Falconiere: cacciatore e non spettatore

Nella mia fame infinita di falconeria, di conoscere e parlare coi grandi di casa nostra, sono stata ad incontrare Franco Gaeti, che diversi anni fa ha deciso di cambiare radicalmente vita: da architetto in città ad allevatore di Falchi a Botticino, in provincia di Brescia.

“La maggior parte dei Falconieri italiani non nasce dal mondo venatorio e purtroppo sono pochi quelli che si rapportano con la caccia nella sua vera essenza -mi racconta Franco –  In molti pensano che il Falconiere abbia solamente un ruolo di spettatore passivo, ma non è così, il Falconiere ha il medesimo ruolo attivo degli animali che collaborano con lui. Andare a caccia con il falco senza interagire attivamente non è possibile, lo stesso falco a lungo andare si renderebbe conto di non aver bisogno di uno spettatore al seguito, ma di un collaboratore propositivo.”

Franco mi spiega il paradosso tutto italiano per cui da noi il mondo della Falconeria è scollegato per buona parte dal mondo della caccia: le persone si avvicinano ai falchi più affascinate dall’idea del rapace stesso, perdendo spesso il contatto con l’origine che dovrebbe avere questa passione. Il falco, come anche il cane, non è un orpello, sono entrambi protagonisti delle nostre azioni di caccia ed entrambi meritano il rispetto a loro dovuto. Essere cacciatore, anche con il falco, implica amore, conoscenza e rispetto non solo per gli animali che ci accompagnano nelle nostre vite, ma anche per il territorio, per i selvatici che desideriamo incontrare e cacciare.

Amare profondamente il frutto del nostro interesse, operare attivamente anche nel piccolo: questi sono  gli unici modi che, chi vive la ruralità, possiede per far sopravvivere la propria passione ed il proprio modo di essere. Modi che Franco Gaeti ha abbracciato in toto, rinunciando alla vita cittadina. La visione negativa che la società ha della caccia, soprattutto per i giovani, la situazione molto difficile della selvaggina nel nostro Paese, sono tutti ostacoli per la Falconeria stessa. Molto spesso per amore della nostra passione siamo costretti ad investire in tempo, sacrifici e chilometri alla ricerca di un bel volo, della situazione ottimale in cui il nostro falco possa esprimere le sue potenzialità a contatto con della selvaggina vera nel suo ambiente naturale, ma ritengo che gli obbiettivi che ci poniamo nella vita debbano sempre essere grandi e vedo, invece, sempre troppi fermarsi a metà percorso.

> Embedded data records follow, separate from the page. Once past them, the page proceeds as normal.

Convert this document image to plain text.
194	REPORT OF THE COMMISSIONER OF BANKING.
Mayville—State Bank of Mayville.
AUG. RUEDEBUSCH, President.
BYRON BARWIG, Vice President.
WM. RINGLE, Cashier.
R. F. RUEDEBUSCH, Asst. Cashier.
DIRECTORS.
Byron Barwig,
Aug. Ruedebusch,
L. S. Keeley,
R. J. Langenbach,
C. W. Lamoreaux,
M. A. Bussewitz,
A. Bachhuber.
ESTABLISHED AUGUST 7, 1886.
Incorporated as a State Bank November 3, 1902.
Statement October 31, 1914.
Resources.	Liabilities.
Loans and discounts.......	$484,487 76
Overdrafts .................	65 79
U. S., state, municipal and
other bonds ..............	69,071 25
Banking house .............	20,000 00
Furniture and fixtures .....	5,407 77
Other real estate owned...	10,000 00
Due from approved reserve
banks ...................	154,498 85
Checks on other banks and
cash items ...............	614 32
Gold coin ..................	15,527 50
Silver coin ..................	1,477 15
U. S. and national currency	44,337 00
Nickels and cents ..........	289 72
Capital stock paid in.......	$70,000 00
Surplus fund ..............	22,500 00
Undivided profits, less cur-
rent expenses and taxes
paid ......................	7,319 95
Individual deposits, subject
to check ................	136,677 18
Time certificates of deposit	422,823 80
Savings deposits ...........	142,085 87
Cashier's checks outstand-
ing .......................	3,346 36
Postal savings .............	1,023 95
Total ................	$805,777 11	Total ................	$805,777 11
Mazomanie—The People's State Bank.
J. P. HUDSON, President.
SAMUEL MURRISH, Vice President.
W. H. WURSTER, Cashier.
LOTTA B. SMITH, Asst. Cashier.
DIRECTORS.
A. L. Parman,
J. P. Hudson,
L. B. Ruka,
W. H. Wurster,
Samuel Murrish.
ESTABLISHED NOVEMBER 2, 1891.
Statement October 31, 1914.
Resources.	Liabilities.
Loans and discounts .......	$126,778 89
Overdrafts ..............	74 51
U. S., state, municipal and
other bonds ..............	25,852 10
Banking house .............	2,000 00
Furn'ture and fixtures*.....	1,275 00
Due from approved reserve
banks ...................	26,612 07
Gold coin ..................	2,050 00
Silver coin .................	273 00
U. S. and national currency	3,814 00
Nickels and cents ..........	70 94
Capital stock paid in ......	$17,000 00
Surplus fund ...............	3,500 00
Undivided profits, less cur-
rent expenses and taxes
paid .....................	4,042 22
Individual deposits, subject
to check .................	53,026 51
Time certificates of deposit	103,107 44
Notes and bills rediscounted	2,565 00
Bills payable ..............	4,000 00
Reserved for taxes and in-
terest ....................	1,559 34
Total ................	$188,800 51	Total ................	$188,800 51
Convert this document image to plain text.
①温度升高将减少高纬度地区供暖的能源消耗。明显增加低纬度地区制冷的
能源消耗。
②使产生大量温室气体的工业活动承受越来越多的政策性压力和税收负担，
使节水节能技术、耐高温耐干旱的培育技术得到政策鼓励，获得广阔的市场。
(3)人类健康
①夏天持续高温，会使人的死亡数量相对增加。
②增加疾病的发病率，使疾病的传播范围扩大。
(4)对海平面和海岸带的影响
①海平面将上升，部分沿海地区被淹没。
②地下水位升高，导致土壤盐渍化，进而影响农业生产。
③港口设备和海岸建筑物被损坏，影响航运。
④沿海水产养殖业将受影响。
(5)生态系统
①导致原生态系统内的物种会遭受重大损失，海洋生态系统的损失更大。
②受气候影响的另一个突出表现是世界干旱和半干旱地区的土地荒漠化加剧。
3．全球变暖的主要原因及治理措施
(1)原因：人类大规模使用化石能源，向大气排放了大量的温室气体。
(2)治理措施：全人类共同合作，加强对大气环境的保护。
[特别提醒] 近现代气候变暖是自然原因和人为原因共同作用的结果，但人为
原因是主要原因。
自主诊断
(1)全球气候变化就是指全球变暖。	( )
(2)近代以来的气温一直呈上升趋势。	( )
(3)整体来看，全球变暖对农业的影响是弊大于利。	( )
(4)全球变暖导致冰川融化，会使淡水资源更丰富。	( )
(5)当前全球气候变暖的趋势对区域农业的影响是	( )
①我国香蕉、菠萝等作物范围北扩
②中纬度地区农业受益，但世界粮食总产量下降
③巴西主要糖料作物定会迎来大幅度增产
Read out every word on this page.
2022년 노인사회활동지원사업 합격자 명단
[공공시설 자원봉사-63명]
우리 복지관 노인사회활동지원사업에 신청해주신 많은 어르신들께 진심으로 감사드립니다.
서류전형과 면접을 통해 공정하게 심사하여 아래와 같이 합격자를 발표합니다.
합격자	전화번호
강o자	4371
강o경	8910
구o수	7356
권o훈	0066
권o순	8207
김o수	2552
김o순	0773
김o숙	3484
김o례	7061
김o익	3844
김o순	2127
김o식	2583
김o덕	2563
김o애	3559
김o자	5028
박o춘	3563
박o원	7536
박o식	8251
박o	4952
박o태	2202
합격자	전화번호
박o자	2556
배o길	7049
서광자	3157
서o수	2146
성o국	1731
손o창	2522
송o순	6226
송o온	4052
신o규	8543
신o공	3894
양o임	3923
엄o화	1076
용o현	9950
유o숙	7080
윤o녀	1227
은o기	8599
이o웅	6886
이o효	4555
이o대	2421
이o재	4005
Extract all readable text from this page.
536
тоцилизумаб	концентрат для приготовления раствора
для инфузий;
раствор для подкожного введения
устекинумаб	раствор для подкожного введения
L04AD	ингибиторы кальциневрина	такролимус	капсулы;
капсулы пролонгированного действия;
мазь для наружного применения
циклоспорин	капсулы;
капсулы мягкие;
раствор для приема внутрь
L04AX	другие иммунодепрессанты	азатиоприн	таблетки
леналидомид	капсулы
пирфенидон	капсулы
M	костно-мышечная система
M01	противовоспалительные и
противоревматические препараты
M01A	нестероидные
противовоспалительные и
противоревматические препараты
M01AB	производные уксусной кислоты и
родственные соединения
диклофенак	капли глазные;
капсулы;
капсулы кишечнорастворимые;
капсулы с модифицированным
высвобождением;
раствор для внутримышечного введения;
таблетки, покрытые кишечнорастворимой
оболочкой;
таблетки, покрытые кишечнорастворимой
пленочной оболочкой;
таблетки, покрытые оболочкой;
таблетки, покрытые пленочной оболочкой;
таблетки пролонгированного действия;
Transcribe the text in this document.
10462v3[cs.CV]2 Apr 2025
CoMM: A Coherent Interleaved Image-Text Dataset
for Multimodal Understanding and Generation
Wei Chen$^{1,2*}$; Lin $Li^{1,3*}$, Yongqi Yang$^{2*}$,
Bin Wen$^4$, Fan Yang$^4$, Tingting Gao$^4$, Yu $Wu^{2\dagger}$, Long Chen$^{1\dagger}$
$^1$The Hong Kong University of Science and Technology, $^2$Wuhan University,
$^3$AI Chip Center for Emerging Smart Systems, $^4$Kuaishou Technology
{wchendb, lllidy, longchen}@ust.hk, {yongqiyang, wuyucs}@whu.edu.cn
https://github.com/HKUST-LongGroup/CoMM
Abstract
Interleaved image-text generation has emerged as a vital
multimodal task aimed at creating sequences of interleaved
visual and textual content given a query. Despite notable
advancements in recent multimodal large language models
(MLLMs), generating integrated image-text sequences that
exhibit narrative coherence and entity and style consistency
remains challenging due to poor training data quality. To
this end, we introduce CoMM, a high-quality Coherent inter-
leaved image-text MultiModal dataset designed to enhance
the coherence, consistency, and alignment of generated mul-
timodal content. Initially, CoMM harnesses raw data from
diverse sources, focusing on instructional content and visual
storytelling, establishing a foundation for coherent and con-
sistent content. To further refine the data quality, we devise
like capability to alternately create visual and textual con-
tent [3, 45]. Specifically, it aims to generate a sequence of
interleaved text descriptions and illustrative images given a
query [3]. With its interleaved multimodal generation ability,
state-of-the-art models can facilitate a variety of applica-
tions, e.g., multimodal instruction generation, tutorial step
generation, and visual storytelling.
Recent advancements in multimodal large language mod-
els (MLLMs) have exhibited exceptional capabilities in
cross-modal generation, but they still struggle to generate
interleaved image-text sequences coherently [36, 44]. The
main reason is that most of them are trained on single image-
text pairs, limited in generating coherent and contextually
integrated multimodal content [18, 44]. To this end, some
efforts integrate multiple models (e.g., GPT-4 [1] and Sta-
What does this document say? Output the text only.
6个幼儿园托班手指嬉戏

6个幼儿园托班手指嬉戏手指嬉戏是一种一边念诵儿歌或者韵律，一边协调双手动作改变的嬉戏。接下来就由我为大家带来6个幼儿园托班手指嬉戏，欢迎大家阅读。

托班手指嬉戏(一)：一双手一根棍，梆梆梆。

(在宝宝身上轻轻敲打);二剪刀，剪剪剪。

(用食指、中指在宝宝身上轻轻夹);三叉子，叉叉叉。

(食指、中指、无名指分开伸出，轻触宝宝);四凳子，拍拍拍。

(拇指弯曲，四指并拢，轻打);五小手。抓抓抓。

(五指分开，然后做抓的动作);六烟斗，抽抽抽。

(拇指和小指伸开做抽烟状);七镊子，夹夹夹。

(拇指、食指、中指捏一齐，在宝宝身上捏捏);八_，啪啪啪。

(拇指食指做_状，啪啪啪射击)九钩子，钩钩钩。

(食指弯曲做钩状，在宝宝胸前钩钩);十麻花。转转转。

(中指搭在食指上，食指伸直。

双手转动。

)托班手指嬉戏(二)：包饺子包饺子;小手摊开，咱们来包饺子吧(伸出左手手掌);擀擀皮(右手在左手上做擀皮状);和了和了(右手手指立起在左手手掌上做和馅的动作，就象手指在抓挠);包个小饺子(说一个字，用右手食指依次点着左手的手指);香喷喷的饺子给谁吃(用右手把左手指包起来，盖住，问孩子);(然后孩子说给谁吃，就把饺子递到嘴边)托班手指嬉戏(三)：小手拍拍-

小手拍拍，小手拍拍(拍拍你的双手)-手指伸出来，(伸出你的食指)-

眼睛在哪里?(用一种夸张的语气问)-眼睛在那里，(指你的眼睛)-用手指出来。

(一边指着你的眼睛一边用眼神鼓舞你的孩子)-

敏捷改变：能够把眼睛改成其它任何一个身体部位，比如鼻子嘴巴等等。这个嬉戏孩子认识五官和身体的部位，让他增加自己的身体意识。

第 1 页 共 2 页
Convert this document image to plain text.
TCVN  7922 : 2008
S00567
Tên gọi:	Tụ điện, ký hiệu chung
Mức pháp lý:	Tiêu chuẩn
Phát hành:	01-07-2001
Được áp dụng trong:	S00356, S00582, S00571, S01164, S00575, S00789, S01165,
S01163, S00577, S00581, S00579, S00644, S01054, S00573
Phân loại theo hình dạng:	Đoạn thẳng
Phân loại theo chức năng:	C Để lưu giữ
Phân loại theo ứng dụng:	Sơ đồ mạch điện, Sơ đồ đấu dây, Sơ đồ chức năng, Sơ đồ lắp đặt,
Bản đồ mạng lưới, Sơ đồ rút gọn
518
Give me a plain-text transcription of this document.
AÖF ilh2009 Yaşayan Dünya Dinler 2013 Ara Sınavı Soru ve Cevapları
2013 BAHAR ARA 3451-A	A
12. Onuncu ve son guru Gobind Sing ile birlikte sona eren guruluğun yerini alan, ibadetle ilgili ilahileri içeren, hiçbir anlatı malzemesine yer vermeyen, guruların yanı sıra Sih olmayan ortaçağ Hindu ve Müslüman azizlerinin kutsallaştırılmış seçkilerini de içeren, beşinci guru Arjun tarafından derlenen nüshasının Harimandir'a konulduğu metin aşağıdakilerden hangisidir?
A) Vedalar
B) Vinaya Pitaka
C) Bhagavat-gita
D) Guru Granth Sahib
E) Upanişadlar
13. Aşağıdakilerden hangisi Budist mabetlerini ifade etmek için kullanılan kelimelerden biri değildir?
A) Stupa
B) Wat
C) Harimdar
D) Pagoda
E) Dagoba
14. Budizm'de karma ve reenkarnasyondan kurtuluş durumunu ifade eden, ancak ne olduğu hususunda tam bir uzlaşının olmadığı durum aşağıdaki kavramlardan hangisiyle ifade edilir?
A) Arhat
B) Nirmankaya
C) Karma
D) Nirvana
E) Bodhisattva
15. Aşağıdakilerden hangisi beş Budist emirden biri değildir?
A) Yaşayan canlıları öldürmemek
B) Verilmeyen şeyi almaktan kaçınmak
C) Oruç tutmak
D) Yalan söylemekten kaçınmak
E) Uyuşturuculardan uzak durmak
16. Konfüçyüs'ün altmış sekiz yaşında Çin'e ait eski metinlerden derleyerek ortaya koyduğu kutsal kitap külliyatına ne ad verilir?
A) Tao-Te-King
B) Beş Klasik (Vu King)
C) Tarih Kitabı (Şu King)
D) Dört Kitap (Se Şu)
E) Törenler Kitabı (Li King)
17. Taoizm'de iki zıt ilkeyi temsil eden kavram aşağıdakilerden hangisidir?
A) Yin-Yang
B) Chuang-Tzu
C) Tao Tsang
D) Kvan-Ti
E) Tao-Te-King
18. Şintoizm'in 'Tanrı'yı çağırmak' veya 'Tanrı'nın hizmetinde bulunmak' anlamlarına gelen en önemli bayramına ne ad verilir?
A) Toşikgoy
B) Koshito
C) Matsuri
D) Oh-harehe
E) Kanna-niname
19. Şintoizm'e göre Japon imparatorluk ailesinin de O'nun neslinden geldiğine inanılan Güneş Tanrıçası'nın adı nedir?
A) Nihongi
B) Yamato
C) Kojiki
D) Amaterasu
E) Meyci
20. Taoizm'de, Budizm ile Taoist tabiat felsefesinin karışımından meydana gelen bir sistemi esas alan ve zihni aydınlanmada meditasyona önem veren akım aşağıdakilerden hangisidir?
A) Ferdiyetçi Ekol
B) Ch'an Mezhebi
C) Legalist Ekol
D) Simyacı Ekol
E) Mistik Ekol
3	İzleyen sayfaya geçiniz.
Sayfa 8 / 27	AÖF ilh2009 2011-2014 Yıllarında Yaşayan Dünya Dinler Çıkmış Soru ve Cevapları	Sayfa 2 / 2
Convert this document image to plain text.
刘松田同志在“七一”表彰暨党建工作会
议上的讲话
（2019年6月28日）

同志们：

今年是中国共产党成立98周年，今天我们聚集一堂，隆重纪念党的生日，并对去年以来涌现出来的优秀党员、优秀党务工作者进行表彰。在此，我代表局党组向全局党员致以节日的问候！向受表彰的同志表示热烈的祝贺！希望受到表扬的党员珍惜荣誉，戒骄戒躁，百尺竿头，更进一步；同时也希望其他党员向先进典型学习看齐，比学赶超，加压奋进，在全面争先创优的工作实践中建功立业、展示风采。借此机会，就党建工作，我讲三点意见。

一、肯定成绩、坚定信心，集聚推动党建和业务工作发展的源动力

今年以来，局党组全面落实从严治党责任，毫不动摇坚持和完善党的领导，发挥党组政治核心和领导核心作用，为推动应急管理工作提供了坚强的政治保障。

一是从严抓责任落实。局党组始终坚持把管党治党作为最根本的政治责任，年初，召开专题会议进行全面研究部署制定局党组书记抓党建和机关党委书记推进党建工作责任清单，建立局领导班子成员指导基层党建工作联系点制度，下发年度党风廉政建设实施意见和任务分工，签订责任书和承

Le tecniche di Falconeria prevedono un’introduzione graduale del falco al lavoro che dovrà svolgere, ed è giusto sia così, ma una bella azione su un animale di “rilascio”, resta pur sempre solo una bella azione, pura tecnica, che non può e non deve essere il fine ultimo. Se la soddisfazione di un Falconiere si fermasse a questo, allora non si arriverebbe mai alla vera essenza e ridurremmo tutto ad uno spettacolo vuoto e finto. Ad alcuni Falconieri manca proprio la curiosità e l’interesse di fare propria la cultura venatoria, un esempio lampante di tutto questo è la poca importanza che troppo spesso si dà alla figura del cane.

“Molti si accontentano infatti di avere un cane abituato ai “giochetti” delle scatole di lancio, o ai capi rilasciati pochi minuti prima – prosegue Franco – Chiunque sia un cacciatore, ed il Falconiere tale dovrebbe essere, sa quanto sia utopistico pensare che gli stessi cani, portati su selvatici veri, sappiano trattarli. Il lavoro del cane con alcuni tipi di selvatici, a caccia vera, non è solo utile, ma è fondamentale e chiunque cacci davvero sa quanto sia impegnativo e doveroso dedicare il giusto tempo anche alla preparazione del cane; al contrario, chi pensa con pressapochismo che il cane sia secondario al falco non si rende conto di quanto di potenzialmente bello perde trascurando certi aspetti .”

Chiacchierando con Franco non posso far a meno di concordare con quanto sto ascoltando, anche per una ragazza giovane e alle prime armi come me è lampante che queste siano le cose che non aiutano l’evoluzione della Falconeria e che, alla lunga, creeranno  una crepa sempre più profonda con quella che è la realtà della caccia e cacciatore, allontanandoci da ciò che di bello e naturale c’è nella Falconeria stessa.